Questo non significa che il creditore sia privo di tutele. La Corte ha infatti precisato che, qualora diventi evidente che il piano omologato è inattuabile e lo stato di insolvenza persiste, il creditore può agire per la risoluzione del concordato o per la dichiarazione di fallimento, facendo così valere nuovamente il proprio diritto. Tuttavia, in una situazione fisiologica di esecuzione del piano, la prescrizione è sospesa.
Le conclusioni
La sentenza consolida un orientamento giurisprudenziale fondamentale, offrendo certezza giuridica sia ai debitori che ai creditori coinvolti in procedure di concordato preventivo. Il principio enunciato è chiaro: l’omologazione del concordato introduce una causa legale di sospensione della prescrizione, che dura per tutto il tempo necessario all’adempimento del piano. La prescrizione riprenderà il suo corso solo alla scadenza dei termini di pagamento previsti, quando il creditore potrà nuovamente esigere la prestazione dovuta.
La prescrizione dei crediti si sospende durante un concordato preventivo?
Sì, ma solo dopo il decreto di omologazione.

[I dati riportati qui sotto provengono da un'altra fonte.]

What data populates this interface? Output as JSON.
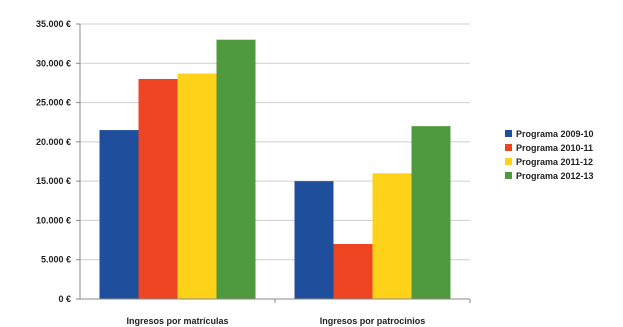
{
  "chart_data": {
    "type": "bar",
    "categories": [
      "Ingresos por matrículas",
      "Ingresos por patrocinios"
    ],
    "series": [
      {
        "name": "Programa 2009-10",
        "color": "#1f4e9c",
        "values": [
          21500,
          15000
        ]
      },
      {
        "name": "Programa 2010-11",
        "color": "#ee4422",
        "values": [
          28000,
          7000
        ]
      },
      {
        "name": "Programa 2011-12",
        "color": "#ffd21a",
        "values": [
          28700,
          16000
        ]
      },
      {
        "name": "Programa 2012-13",
        "color": "#4f9a3e",
        "values": [
          33000,
          22000
        ]
      }
    ],
    "y_ticks": [
      "0 €",
      "5.000 €",
      "10.000 €",
      "15.000 €",
      "20.000 €",
      "25.000 €",
      "30.000 €",
      "35.000 €"
    ],
    "ylim": [
      0,
      35000
    ],
    "grid": true,
    "legend_position": "right",
    "title": "",
    "xlabel": "",
    "ylabel": ""
  }
}
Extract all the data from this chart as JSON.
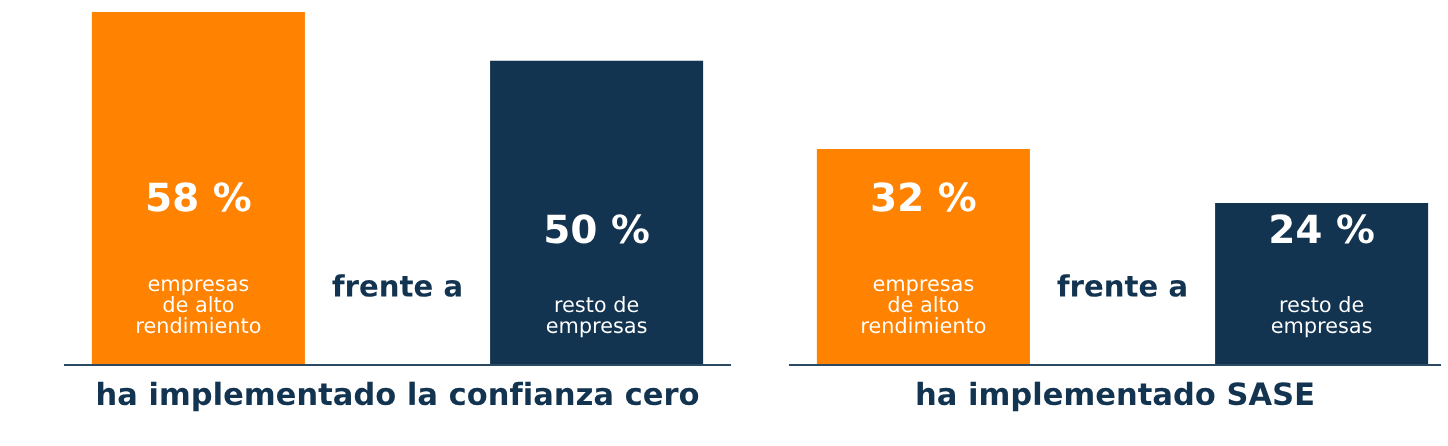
{
  "chart_data": [
    {
      "type": "bar",
      "xlabel": "ha implementado la confianza cero",
      "categories": [
        "empresas\nde alto\nrendimiento",
        "resto de\nempresas"
      ],
      "values": [
        58,
        50
      ],
      "colors": [
        "#ff8200",
        "#133450"
      ],
      "value_labels": [
        "58 %",
        "50 %"
      ],
      "annotations": [
        "frente a"
      ]
    },
    {
      "type": "bar",
      "xlabel": "ha implementado SASE",
      "categories": [
        "empresas\nde alto\nrendimiento",
        "resto de\nempresas"
      ],
      "values": [
        32,
        24
      ],
      "colors": [
        "#ff8200",
        "#133450"
      ],
      "value_labels": [
        "32 %",
        "24 %"
      ],
      "annotations": [
        "frente a"
      ]
    }
  ]
}
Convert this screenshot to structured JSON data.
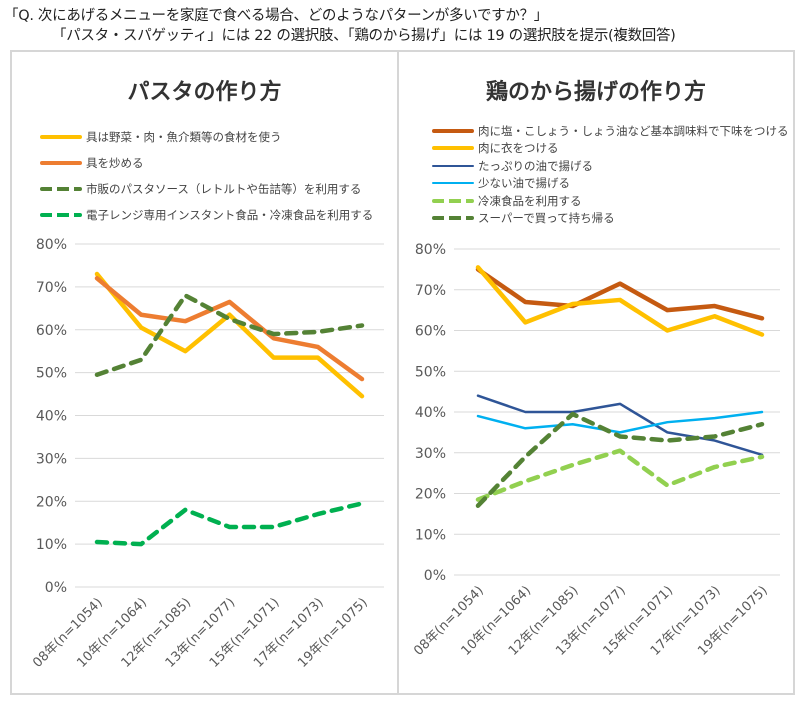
{
  "question": {
    "line1": "「Q. 次にあげるメニューを家庭で食べる場合、どのようなパターンが多いですか？」",
    "line2": "「パスタ・スパゲッティ」には 22 の選択肢、「鶏のから揚げ」には 19 の選択肢を提示(複数回答)"
  },
  "chart_data": [
    {
      "type": "line",
      "title": "パスタの作り方",
      "categories": [
        "08年(n=1054)",
        "10年(n=1064)",
        "12年(n=1085)",
        "13年(n=1077)",
        "15年(n=1071)",
        "17年(n=1073)",
        "19年(n=1075)"
      ],
      "ylim": [
        0,
        80
      ],
      "yticks": [
        "0%",
        "10%",
        "20%",
        "30%",
        "40%",
        "50%",
        "60%",
        "70%",
        "80%"
      ],
      "grid": true,
      "legend": "top",
      "series": [
        {
          "name": "具は野菜・肉・魚介類等の食材を使う",
          "color": "#FFC000",
          "dash": false,
          "values": [
            73,
            60.5,
            55,
            63.5,
            53.5,
            53.5,
            44.5
          ]
        },
        {
          "name": "具を炒める",
          "color": "#ED7D31",
          "dash": false,
          "values": [
            72,
            63.5,
            62,
            66.5,
            58,
            56,
            48.5
          ]
        },
        {
          "name": "市販のパスタソース（レトルトや缶詰等）を利用する",
          "color": "#548235",
          "dash": true,
          "values": [
            49.5,
            53,
            68,
            62.5,
            59,
            59.5,
            61
          ]
        },
        {
          "name": "電子レンジ専用インスタント食品・冷凍食品を利用する",
          "color": "#00B050",
          "dash": true,
          "values": [
            10.5,
            10,
            18,
            14,
            14,
            17,
            19.5
          ]
        }
      ]
    },
    {
      "type": "line",
      "title": "鶏のから揚げの作り方",
      "categories": [
        "08年(n=1054)",
        "10年(n=1064)",
        "12年(n=1085)",
        "13年(n=1077)",
        "15年(n=1071)",
        "17年(n=1073)",
        "19年(n=1075)"
      ],
      "ylim": [
        0,
        80
      ],
      "yticks": [
        "0%",
        "10%",
        "20%",
        "30%",
        "40%",
        "50%",
        "60%",
        "70%",
        "80%"
      ],
      "grid": true,
      "legend": "top",
      "series": [
        {
          "name": "肉に塩・こしょう・しょう油など基本調味料で下味をつける",
          "color": "#C55A11",
          "dash": false,
          "values": [
            75,
            67,
            66,
            71.5,
            65,
            66,
            63
          ]
        },
        {
          "name": "肉に衣をつける",
          "color": "#FFC000",
          "dash": false,
          "values": [
            75.5,
            62,
            66.5,
            67.5,
            60,
            63.5,
            59
          ]
        },
        {
          "name": "たっぷりの油で揚げる",
          "color": "#2F5597",
          "dash": false,
          "thin": true,
          "values": [
            44,
            40,
            40,
            42,
            35,
            33,
            29.5
          ]
        },
        {
          "name": "少ない油で揚げる",
          "color": "#00B0F0",
          "dash": false,
          "thin": true,
          "values": [
            39,
            36,
            37,
            35,
            37.5,
            38.5,
            40
          ]
        },
        {
          "name": "冷凍食品を利用する",
          "color": "#92D050",
          "dash": true,
          "values": [
            18.5,
            23,
            27,
            30.5,
            22,
            26.5,
            29
          ]
        },
        {
          "name": "スーパーで買って持ち帰る",
          "color": "#548235",
          "dash": true,
          "values": [
            17,
            29,
            39.5,
            34,
            33,
            34,
            37
          ]
        }
      ]
    }
  ]
}
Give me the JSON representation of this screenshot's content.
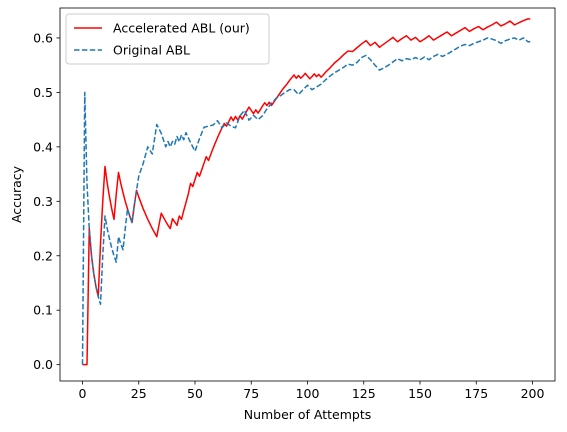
{
  "chart_data": {
    "type": "line",
    "title": "",
    "xlabel": "Number of Attempts",
    "ylabel": "Accuracy",
    "xlim": [
      -10,
      210
    ],
    "ylim": [
      -0.03,
      0.655
    ],
    "xticks": [
      0,
      25,
      50,
      75,
      100,
      125,
      150,
      175,
      200
    ],
    "xtick_labels": [
      "0",
      "25",
      "50",
      "75",
      "100",
      "125",
      "150",
      "175",
      "200"
    ],
    "yticks": [
      0.0,
      0.1,
      0.2,
      0.3,
      0.4,
      0.5,
      0.6
    ],
    "ytick_labels": [
      "0.0",
      "0.1",
      "0.2",
      "0.3",
      "0.4",
      "0.5",
      "0.6"
    ],
    "grid": false,
    "legend_position": "top-left",
    "series": [
      {
        "name": "Accelerated ABL (our)",
        "color": "#ff0000",
        "style": "solid",
        "x": [
          0,
          1,
          2,
          3,
          4,
          5,
          6,
          7,
          8,
          9,
          10,
          11,
          12,
          13,
          14,
          15,
          16,
          17,
          18,
          19,
          20,
          21,
          22,
          23,
          24,
          25,
          27,
          29,
          31,
          33,
          35,
          37,
          38,
          39,
          40,
          41,
          42,
          43,
          44,
          45,
          46,
          47,
          48,
          49,
          50,
          51,
          52,
          53,
          54,
          55,
          56,
          57,
          58,
          59,
          60,
          61,
          62,
          63,
          64,
          65,
          66,
          67,
          68,
          69,
          70,
          71,
          72,
          73,
          74,
          75,
          76,
          77,
          78,
          79,
          80,
          81,
          82,
          83,
          84,
          85,
          86,
          87,
          88,
          89,
          90,
          91,
          92,
          93,
          94,
          95,
          96,
          97,
          98,
          99,
          100,
          101,
          102,
          103,
          104,
          105,
          106,
          107,
          108,
          109,
          110,
          112,
          114,
          116,
          118,
          120,
          122,
          124,
          126,
          128,
          130,
          132,
          134,
          136,
          138,
          140,
          142,
          144,
          146,
          148,
          150,
          152,
          154,
          156,
          158,
          160,
          162,
          164,
          166,
          168,
          170,
          172,
          174,
          176,
          178,
          180,
          182,
          184,
          186,
          188,
          190,
          192,
          194,
          196,
          198,
          199
        ],
        "y": [
          0.0,
          0.0,
          0.0,
          0.25,
          0.2,
          0.167,
          0.143,
          0.125,
          0.222,
          0.3,
          0.364,
          0.333,
          0.308,
          0.286,
          0.267,
          0.313,
          0.353,
          0.333,
          0.316,
          0.3,
          0.286,
          0.273,
          0.261,
          0.292,
          0.32,
          0.308,
          0.286,
          0.267,
          0.25,
          0.235,
          0.278,
          0.263,
          0.256,
          0.25,
          0.268,
          0.262,
          0.256,
          0.273,
          0.267,
          0.283,
          0.298,
          0.313,
          0.333,
          0.327,
          0.34,
          0.353,
          0.346,
          0.358,
          0.37,
          0.382,
          0.375,
          0.386,
          0.397,
          0.407,
          0.417,
          0.426,
          0.435,
          0.443,
          0.438,
          0.446,
          0.455,
          0.448,
          0.456,
          0.449,
          0.457,
          0.451,
          0.458,
          0.466,
          0.473,
          0.467,
          0.461,
          0.468,
          0.462,
          0.468,
          0.475,
          0.481,
          0.476,
          0.482,
          0.476,
          0.482,
          0.488,
          0.494,
          0.5,
          0.506,
          0.511,
          0.516,
          0.522,
          0.527,
          0.532,
          0.526,
          0.531,
          0.526,
          0.53,
          0.535,
          0.53,
          0.525,
          0.529,
          0.534,
          0.529,
          0.533,
          0.528,
          0.532,
          0.537,
          0.541,
          0.545,
          0.554,
          0.561,
          0.569,
          0.576,
          0.575,
          0.582,
          0.589,
          0.595,
          0.586,
          0.592,
          0.583,
          0.589,
          0.595,
          0.601,
          0.593,
          0.599,
          0.604,
          0.596,
          0.601,
          0.593,
          0.598,
          0.604,
          0.596,
          0.601,
          0.606,
          0.611,
          0.604,
          0.609,
          0.614,
          0.619,
          0.612,
          0.617,
          0.621,
          0.615,
          0.62,
          0.624,
          0.629,
          0.622,
          0.626,
          0.631,
          0.624,
          0.628,
          0.632,
          0.635,
          0.635
        ]
      },
      {
        "name": "Original ABL",
        "color": "#1f77b4",
        "style": "dashed",
        "x": [
          0,
          1,
          2,
          3,
          4,
          5,
          6,
          7,
          8,
          9,
          10,
          11,
          12,
          13,
          14,
          15,
          16,
          17,
          18,
          19,
          20,
          21,
          22,
          23,
          24,
          25,
          27,
          29,
          31,
          33,
          35,
          37,
          38,
          39,
          40,
          41,
          42,
          43,
          44,
          45,
          46,
          47,
          48,
          49,
          50,
          52,
          54,
          56,
          58,
          60,
          62,
          64,
          66,
          68,
          70,
          72,
          74,
          76,
          78,
          80,
          82,
          84,
          86,
          88,
          90,
          92,
          94,
          96,
          98,
          100,
          102,
          104,
          106,
          108,
          110,
          112,
          114,
          116,
          118,
          120,
          122,
          124,
          126,
          128,
          130,
          132,
          134,
          136,
          138,
          140,
          142,
          144,
          146,
          148,
          150,
          152,
          154,
          156,
          158,
          160,
          162,
          164,
          166,
          168,
          170,
          172,
          174,
          176,
          178,
          180,
          182,
          184,
          186,
          188,
          190,
          192,
          194,
          196,
          198,
          199
        ],
        "y": [
          0.0,
          0.5,
          0.333,
          0.25,
          0.2,
          0.167,
          0.143,
          0.125,
          0.111,
          0.2,
          0.273,
          0.25,
          0.231,
          0.214,
          0.2,
          0.188,
          0.235,
          0.222,
          0.211,
          0.25,
          0.286,
          0.273,
          0.261,
          0.292,
          0.32,
          0.346,
          0.37,
          0.4,
          0.387,
          0.441,
          0.425,
          0.4,
          0.41,
          0.4,
          0.41,
          0.405,
          0.419,
          0.409,
          0.422,
          0.413,
          0.426,
          0.417,
          0.408,
          0.4,
          0.392,
          0.415,
          0.436,
          0.438,
          0.44,
          0.448,
          0.435,
          0.444,
          0.438,
          0.435,
          0.457,
          0.467,
          0.449,
          0.458,
          0.45,
          0.457,
          0.47,
          0.48,
          0.489,
          0.494,
          0.5,
          0.505,
          0.505,
          0.496,
          0.505,
          0.513,
          0.505,
          0.51,
          0.515,
          0.523,
          0.53,
          0.536,
          0.541,
          0.546,
          0.552,
          0.55,
          0.555,
          0.564,
          0.568,
          0.56,
          0.55,
          0.541,
          0.545,
          0.55,
          0.556,
          0.562,
          0.558,
          0.562,
          0.56,
          0.564,
          0.56,
          0.565,
          0.56,
          0.566,
          0.57,
          0.566,
          0.57,
          0.575,
          0.58,
          0.585,
          0.588,
          0.586,
          0.59,
          0.593,
          0.596,
          0.6,
          0.598,
          0.595,
          0.59,
          0.595,
          0.598,
          0.6,
          0.596,
          0.6,
          0.593,
          0.593
        ]
      }
    ]
  }
}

La Corte di Cassazione ha chiarito che nella fase precedente all’omologa la prescrizione continua a decorrere, mentre nella fase successiva, l’obbligatorietà del piano rende i crediti inesigibili e questo determina la sospensione della prescrizione fino alle nuove scadenze di pagamento.
Perché l’omologazione del concordato sospende la prescrizione?
Perché l’omologazione rende il piano vincolante per tutti i creditori, i quali sono obbligati a rispettare le nuove scadenze di pagamento in esso previste. Ciò crea una situazione di temporanea inesigibilità del credito, che costituisce un impedimento giuridico all’esercizio del diritto. Ai sensi dell’art. 2935 c.c., la prescrizione non decorre se il diritto non può essere fatto valere, determinando così una sospensione.
Un creditore può fare qualcosa se il piano di concordato omologato non viene rispettato?
Sì. La sentenza precisa che, sebbene la prescrizione sia sospesa durante la normale esecuzione del piano, il creditore non è privo di tutele. Qualora emerga con evidenza che le modalità di pagamento previste nel piano sono inattuabili, il singolo creditore può agire per la risoluzione del concordato o presentare un’istanza di fallimento, facendo così valere il proprio diritto.